Friday, April 19, 2024
The former police station at 5 Western Ave., Central Square, will soon be formally the Alice K. Wolf Center. (Photo: Daderot)

The former police station at 5 Western Ave., Central Square, will soon be formally the Alice K. Wolf Center. (Photo: Daderot)

Alice Wolf

Alice Wolf

The former police station in Central Square, now home to the Cambridge Housing Authority, Multi-Service Center and Community Learning Center, now also has a name: the Alice K. Wolf Center.

The honor was announced Monday by city councillor Marjorie Decker, who won Wolf’s seat as state representative serving the 25th Middlesex District when Wolf opted not to run again last year.

“We’ve been looking for an appropriate place to honor her,” Decker said, noting the three uses that took over the 5 Western Ave. building this year after a $14.5 million revamp that began in 2010. “These are all the issues [important to] Alice Wolf throughout her career as a volunteer and parent, to the School Committee to the City Council to mayor and state representative. What is happening in this building and, more importantly, who is in this building represents the issues that she’s cared the most about and has been the champion for.”
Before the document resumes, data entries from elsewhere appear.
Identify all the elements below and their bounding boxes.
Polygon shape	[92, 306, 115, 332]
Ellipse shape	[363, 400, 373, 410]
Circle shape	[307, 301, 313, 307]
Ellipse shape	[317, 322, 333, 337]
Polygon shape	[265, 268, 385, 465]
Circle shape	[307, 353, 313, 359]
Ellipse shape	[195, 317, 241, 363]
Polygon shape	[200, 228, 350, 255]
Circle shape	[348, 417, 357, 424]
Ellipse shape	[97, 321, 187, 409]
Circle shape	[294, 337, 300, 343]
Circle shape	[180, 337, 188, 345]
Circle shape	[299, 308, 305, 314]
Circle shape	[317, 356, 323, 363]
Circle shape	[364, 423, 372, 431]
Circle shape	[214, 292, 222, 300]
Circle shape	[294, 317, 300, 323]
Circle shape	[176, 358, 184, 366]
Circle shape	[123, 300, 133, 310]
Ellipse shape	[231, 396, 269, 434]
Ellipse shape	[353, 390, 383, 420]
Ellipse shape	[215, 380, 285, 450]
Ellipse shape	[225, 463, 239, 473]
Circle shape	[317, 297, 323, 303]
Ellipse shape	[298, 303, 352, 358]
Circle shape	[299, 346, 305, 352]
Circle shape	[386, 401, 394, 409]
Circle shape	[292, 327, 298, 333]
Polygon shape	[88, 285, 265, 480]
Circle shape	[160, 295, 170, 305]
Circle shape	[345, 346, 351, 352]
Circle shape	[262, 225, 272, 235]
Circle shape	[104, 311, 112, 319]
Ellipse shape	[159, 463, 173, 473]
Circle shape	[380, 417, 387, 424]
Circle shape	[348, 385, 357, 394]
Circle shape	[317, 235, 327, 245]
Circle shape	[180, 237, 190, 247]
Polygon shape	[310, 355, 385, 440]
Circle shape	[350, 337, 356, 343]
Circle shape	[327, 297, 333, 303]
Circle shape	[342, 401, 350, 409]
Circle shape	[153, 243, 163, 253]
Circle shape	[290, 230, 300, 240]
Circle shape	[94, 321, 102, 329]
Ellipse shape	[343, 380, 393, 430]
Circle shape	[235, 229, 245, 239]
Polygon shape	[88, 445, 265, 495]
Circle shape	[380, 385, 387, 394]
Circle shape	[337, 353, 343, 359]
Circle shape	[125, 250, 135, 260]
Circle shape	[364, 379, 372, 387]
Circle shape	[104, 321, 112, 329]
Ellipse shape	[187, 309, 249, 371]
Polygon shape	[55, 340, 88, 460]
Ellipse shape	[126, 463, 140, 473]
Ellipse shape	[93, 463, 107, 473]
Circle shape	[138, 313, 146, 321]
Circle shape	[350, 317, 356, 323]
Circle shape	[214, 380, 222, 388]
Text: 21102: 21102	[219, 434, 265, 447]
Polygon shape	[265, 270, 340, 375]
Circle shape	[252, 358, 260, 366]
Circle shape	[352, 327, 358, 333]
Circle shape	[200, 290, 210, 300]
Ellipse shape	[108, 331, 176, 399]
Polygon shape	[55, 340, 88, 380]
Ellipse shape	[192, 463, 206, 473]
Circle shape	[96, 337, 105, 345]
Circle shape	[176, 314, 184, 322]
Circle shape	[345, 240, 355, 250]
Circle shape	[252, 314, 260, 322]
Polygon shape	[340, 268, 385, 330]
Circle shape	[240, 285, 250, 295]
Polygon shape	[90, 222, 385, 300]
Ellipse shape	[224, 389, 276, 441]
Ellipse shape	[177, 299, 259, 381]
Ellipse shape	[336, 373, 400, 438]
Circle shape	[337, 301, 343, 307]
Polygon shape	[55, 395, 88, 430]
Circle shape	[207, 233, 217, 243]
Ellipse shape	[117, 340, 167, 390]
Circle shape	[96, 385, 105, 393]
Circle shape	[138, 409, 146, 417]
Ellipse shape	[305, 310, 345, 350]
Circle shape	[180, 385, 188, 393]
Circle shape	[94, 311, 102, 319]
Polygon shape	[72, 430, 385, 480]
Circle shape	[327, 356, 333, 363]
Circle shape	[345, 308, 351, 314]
Decker tried to keep the honor a surprise as long as possible, putting forward a policy order late last month to set up “for a dedication ceremony for a longtime Cambridge resident who has contributed much to the City of Cambridge” without identifying who it was. When it came time to tell Wolf the news, Decker dragged out the surprise by asking her to get together to talk, saying only that “it was really urgent that I see her,” Decker said. “She was nervous.”

The nervousness turned into pleasure when she learned the news, of course.

“This is a great honor,” Wolf said by phone late Monday. “I’m extremely pleased.”

“I’ve worked with the Multi-Service Center and Learning Center and am still working on trying to get them money,” she said, explaining that as the council meeting was wrapping up she was just getting up from a bit of work on their behalf from her home computer.

Wolf, 79, has a master’s degree from Harvard University’s Kennedy School of Government,worked at the Massachusetts Institute of Technology and has been active in Cambridge politics since the early 1970s, when she was a member of a parent-teachers association. She was elected to the School Committee in 1973 and to the council in 1983, serving a term as mayor from 1990-92. She won her state representative seat in 1996 and served until announcing in March 2012 that she wouldn’t be running again.

There will be an open house at the Western Avenue building June 10, Decker said, so people can see the new offices of the agencies housed there – and for a broader announcement of the naming of the building. A formal dedication may be scheduled for September.

The Housing Authority develops, manages and administers subsidized affordable housing for low-income elderly, family and disabled households. The Multi-Service Center addresses the needs of the homeless and near-homeless. And the Community Learning Center provides adults with free educational programs and services in such things as English as a second language and passing the U.S. citizenship or high school equivalency tests.

Decker pointed out that Wolf touched and aided each agency during her 36 years in office.

“This is not a woman who is used to having things done for her. She has spent her entire life working to help others,” Decker said.

“It seems like we redid the right building just in time,” Mayor Henrietta Davis said.